Sinon, pour redire un mot sur le wrongful birth : il suppose un ménage à trois entre les parents, l´enfant, et un tiers (praticien généralement).
La naissance n´était pas désirée (soit dès le départ, soit en cours de grossesse, du fait de risques de malformation, etc...), mais elle a eu lieu du fait d´une faute du praticien (l´enfant peut être né sain, ou handicapé).
Les parents vont agir contre le praticien, pour violation du contrat (généralement, il y a un contrat préalable).
Le wrongful birth ne pose pas de problème (sauf pour l´enfant né sain, éventuellement (=cela a été admis aux Pays Bas, néanmoins)).
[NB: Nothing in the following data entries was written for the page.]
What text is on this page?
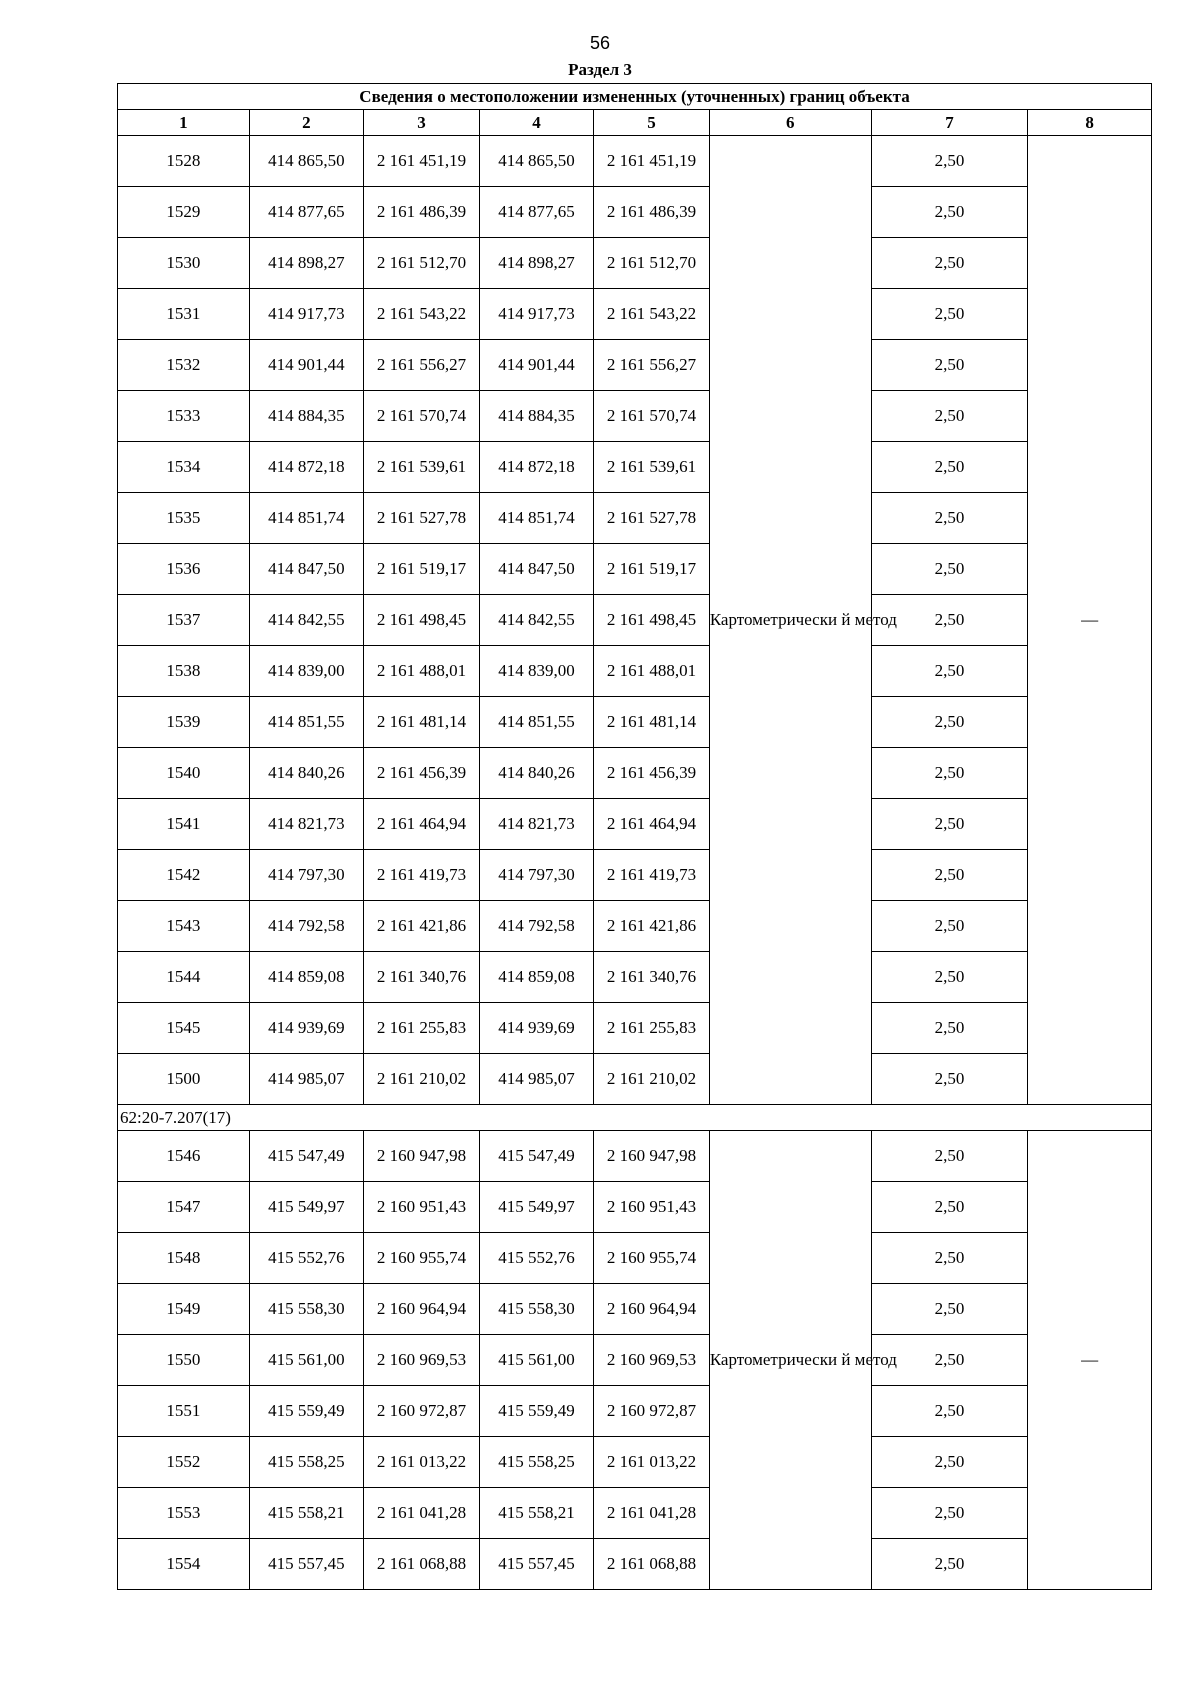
56
Раздел 3
Сведения о местоположении измененных (уточненных) границ объекта							
1	2	3	4	5	6	7	8
1528	414 865,50	2 161 451,19	414 865,50	2 161 451,19	Картометрически й метод	2,50	—
1529	414 877,65	2 161 486,39	414 877,65	2 161 486,39		2,50	
1530	414 898,27	2 161 512,70	414 898,27	2 161 512,70		2,50	
1531	414 917,73	2 161 543,22	414 917,73	2 161 543,22		2,50	
1532	414 901,44	2 161 556,27	414 901,44	2 161 556,27		2,50	
1533	414 884,35	2 161 570,74	414 884,35	2 161 570,74		2,50	
1534	414 872,18	2 161 539,61	414 872,18	2 161 539,61		2,50	
1535	414 851,74	2 161 527,78	414 851,74	2 161 527,78		2,50	
1536	414 847,50	2 161 519,17	414 847,50	2 161 519,17		2,50	
1537	414 842,55	2 161 498,45	414 842,55	2 161 498,45		2,50	
1538	414 839,00	2 161 488,01	414 839,00	2 161 488,01		2,50	
1539	414 851,55	2 161 481,14	414 851,55	2 161 481,14		2,50	
1540	414 840,26	2 161 456,39	414 840,26	2 161 456,39		2,50	
1541	414 821,73	2 161 464,94	414 821,73	2 161 464,94		2,50	
1542	414 797,30	2 161 419,73	414 797,30	2 161 419,73		2,50	
1543	414 792,58	2 161 421,86	414 792,58	2 161 421,86		2,50	
1544	414 859,08	2 161 340,76	414 859,08	2 161 340,76		2,50	
1545	414 939,69	2 161 255,83	414 939,69	2 161 255,83		2,50	
1500	414 985,07	2 161 210,02	414 985,07	2 161 210,02		2,50	
62:20-7.207(17)							
1546	415 547,49	2 160 947,98	415 547,49	2 160 947,98	Картометрически й метод	2,50	—
1547	415 549,97	2 160 951,43	415 549,97	2 160 951,43		2,50	
1548	415 552,76	2 160 955,74	415 552,76	2 160 955,74		2,50	
1549	415 558,30	2 160 964,94	415 558,30	2 160 964,94		2,50	
1550	415 561,00	2 160 969,53	415 561,00	2 160 969,53		2,50	
1551	415 559,49	2 160 972,87	415 559,49	2 160 972,87		2,50	
1552	415 558,25	2 161 013,22	415 558,25	2 161 013,22		2,50	
1553	415 558,21	2 161 041,28	415 558,21	2 161 041,28		2,50	
1554	415 557,45	2 161 068,88	415 557,45	2 161 068,88		2,50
Le wrongful life, lui, n´est jamais admis, car l´on considère généralement qu´une vie, quelle qu´elle soit, vaut mieux que pas de vie du tout (seule exception : la Cour de cassation française (sur conclusions contraires de son avocat général), qui a été désavouée par une loi intervenue postérieurement).

Pasfou
Pasfou
Niveau 10
22 décembre 2005 à 23:21:10

Everlasting Posté le 22 décembre 2005 à 22:48:39

on est quoi alors? ^^

:d) A mon avis, avant, "on est", point (l´existence précède l´essence).
La conscience nous fait dire "on est humain".

Carnavale
Carnavale
Niveau 10
22 décembre 2005 à 23:31:55

Pasfou> Sur le topic "L´inconscient n´existe pas", je développe une proposition d´idée selon laquelle il n´y a pas d´inconscient moral. Toute personne dépositaire d´une conscience consciente d´elle-même doit être en mesure de considérer la portée de ses actes. La faute présuppose la connaissance ce qui nuit et de ce qui ne nuit pas. L´erreur n´est une faute que si on pouvait l´éviter.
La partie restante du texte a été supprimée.